Before jumping into the detail of the implementation, it’s probably best to take a look at how this list structure is used. These are the unit tests I have for it (see the full file for more context).

checkList(HL.empty                               , []);
checkList(HL.push(list1, 4)                      , [1, 2, 3,   4]);
checkList(HL.concat(list1, list2)                , [1, 2, 3,   4, 5, 6]);
checkList(HL.unshift(list1, 0)                   , [0,   1, 2, 3]);
checkList(HL.concat(HL.push(list1, 10), list2)   , [1, 2, 3,   10,   4, 5, 6]);
checkList(HL.concat(HL.unshift(list1, 10), list2), [10,   1, 2, 3,   4, 5, 6]);
checkList(HL.concat(list1, HL.push(list2, 10))   , [1, 2, 3,   4, 5, 6,   10]);
checkList(HL.concat(list1, HL.unshift(list2, 10)), [1, 2, 3,   10,   4, 5, 6]);

These should all look pretty obvious. If you’re not familiar with persistent data structures, the most important thing to point out here is that a call like HL.unshift(list1, 0) does not change list1, but rather returns a new list that is the like list1 but with 0 at the front. This is also good for me to highlight because I said that my implementation of Hughes list composes imperative procedures that mutate the underlying JavaScript array – so it’s worth getting your head around how this immutable list structure is implemented on top of array mutations.

My implementation of the Hughes list data structure comes out to something like the following:

export const empty = () => {};
export const single = x => xs => xs.push(x);
export const concat = (ls1, ls2) => xs => { ls1(xs); ls2(xs) };
export const push = (ls, x) => xs => { ls(xs); xs.push(x) };
export const unshift = (ls, x) => xs => { xs.push(x); ls(xs) };

The things to highlight above are:

  1. The only operation used on JavaScript arrays here is push, even in the implementation of unshift. This is the key benefit of the Hughes list.

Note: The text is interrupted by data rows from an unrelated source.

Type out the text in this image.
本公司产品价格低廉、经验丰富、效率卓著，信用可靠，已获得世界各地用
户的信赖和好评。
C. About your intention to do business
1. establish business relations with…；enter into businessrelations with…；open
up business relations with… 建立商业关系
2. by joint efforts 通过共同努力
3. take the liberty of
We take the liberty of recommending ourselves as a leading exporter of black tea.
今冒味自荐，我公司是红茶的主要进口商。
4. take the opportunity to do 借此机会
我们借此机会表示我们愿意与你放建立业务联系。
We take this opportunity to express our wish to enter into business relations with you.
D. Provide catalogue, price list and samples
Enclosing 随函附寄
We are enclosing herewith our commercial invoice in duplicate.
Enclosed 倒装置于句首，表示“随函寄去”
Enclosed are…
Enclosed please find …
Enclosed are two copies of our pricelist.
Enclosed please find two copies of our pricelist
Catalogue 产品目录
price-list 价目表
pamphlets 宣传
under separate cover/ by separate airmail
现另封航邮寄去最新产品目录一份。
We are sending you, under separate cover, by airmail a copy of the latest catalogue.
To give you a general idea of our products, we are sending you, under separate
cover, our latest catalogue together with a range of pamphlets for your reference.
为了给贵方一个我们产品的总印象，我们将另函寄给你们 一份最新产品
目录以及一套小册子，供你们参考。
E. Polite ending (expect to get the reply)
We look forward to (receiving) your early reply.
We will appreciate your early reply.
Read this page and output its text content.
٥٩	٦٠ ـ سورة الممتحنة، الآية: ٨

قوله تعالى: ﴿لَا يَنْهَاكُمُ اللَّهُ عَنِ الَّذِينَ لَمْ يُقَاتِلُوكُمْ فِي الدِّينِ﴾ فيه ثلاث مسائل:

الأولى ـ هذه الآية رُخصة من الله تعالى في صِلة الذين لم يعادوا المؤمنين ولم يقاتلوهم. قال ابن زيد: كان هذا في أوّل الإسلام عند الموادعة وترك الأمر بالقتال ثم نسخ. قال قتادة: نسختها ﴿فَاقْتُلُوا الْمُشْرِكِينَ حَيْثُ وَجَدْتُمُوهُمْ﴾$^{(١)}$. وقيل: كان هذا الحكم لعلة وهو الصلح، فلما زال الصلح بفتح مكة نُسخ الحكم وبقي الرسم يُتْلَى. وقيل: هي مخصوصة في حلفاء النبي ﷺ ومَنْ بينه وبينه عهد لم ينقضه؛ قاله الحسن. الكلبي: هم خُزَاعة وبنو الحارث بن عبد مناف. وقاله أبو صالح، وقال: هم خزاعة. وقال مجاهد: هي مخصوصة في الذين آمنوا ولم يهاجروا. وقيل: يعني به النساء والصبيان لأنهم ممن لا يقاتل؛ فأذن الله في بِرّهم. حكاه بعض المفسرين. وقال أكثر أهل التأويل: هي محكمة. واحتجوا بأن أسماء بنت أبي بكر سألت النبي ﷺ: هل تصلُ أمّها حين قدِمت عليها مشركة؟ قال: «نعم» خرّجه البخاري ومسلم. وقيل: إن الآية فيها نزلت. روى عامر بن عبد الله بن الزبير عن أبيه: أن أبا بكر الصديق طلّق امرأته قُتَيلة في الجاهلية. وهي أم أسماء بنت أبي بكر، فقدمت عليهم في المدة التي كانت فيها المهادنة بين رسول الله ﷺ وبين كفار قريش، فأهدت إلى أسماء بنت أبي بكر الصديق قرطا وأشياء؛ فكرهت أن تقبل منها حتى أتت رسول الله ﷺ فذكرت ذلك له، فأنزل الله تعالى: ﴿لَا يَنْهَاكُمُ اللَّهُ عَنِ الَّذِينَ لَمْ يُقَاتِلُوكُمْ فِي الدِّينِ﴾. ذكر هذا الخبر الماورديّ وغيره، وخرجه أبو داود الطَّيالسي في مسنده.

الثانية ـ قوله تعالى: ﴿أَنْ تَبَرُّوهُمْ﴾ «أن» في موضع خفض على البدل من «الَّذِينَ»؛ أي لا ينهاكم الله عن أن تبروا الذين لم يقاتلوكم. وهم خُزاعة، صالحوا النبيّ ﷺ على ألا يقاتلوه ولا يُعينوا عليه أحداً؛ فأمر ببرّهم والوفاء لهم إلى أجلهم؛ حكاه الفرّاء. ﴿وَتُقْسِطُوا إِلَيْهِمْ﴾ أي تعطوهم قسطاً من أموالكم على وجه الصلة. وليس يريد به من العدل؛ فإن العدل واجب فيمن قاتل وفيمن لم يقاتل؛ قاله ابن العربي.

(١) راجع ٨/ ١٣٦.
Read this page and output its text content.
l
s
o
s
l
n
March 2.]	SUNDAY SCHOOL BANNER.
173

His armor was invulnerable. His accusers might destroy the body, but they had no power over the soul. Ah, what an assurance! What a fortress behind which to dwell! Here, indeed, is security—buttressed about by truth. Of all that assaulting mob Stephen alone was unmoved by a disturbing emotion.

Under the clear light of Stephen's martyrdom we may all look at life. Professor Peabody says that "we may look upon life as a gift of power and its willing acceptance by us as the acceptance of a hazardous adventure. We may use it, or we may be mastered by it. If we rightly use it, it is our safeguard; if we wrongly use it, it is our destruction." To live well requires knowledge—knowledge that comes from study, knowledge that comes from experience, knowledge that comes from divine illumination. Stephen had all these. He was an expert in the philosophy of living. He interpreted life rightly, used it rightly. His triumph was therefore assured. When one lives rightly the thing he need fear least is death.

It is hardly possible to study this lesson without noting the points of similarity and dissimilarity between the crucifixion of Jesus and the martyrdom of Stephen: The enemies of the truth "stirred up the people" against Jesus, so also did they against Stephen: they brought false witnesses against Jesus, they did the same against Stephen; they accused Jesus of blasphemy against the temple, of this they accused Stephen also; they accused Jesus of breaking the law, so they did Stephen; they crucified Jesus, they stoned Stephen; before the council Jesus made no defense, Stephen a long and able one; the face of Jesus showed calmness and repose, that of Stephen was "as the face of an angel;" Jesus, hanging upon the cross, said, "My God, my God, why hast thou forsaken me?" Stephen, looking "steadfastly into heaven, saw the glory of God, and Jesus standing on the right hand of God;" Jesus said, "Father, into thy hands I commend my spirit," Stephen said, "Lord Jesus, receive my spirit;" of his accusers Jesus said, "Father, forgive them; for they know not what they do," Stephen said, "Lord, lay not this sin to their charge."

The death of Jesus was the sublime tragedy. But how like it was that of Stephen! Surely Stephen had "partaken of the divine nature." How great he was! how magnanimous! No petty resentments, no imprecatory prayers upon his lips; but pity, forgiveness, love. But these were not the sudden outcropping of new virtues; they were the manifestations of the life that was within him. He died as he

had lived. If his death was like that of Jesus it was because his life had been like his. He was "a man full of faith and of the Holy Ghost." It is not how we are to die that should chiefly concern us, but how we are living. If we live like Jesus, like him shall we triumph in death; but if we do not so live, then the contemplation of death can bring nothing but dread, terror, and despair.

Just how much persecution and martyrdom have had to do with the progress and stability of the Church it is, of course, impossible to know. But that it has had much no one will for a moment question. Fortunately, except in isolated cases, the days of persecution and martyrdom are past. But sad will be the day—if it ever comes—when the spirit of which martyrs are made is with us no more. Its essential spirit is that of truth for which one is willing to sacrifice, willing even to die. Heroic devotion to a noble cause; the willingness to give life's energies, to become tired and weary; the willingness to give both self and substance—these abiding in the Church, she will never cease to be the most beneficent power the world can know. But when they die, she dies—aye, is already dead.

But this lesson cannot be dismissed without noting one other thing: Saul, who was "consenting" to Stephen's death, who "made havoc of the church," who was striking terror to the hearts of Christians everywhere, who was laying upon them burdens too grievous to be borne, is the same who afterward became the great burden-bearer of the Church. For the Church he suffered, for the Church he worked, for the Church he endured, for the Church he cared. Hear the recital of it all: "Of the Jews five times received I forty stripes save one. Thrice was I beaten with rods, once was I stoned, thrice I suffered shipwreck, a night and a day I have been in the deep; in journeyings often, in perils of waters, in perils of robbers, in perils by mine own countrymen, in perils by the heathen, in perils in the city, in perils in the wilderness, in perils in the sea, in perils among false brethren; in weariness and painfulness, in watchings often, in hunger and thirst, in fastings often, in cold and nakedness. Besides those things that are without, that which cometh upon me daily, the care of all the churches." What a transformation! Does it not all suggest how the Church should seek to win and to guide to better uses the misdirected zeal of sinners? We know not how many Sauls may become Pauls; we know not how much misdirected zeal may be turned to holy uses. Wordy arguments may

Depending on the implementation of arrays in the JavaScript engine, the native unshift on arrays may be O(n) (on an array of length n), while push is typically O(1).
  2. As previously noted, this implementation performs mutations, so rather than ls2(ls1(xs)), we do ls1(xs); ls2(xs). The former might have created a new array/list from ls1 that is passed to ls2, while the latter simply invokes both mutations one after the other on the same mutable array.
  3. You’ll notice that the implementation is backwards from Eric’s implementation, in that the definition of a list is a function that appends its items to the end of a given array, not the beginning. This again is just because appending an item to the end of an array in JavaScript is the most efficient.

I personally think this implementation still captures the essence of what makes the Hughes list structure useful, while also interplaying well with the king of JavaScript list-like structures, the array. The key effect is that it allows us to concatenate, prepend, or append items in any order with almost no cost, and let the list methods build the compound procedure such that the operations are performed in the optimal order for performance.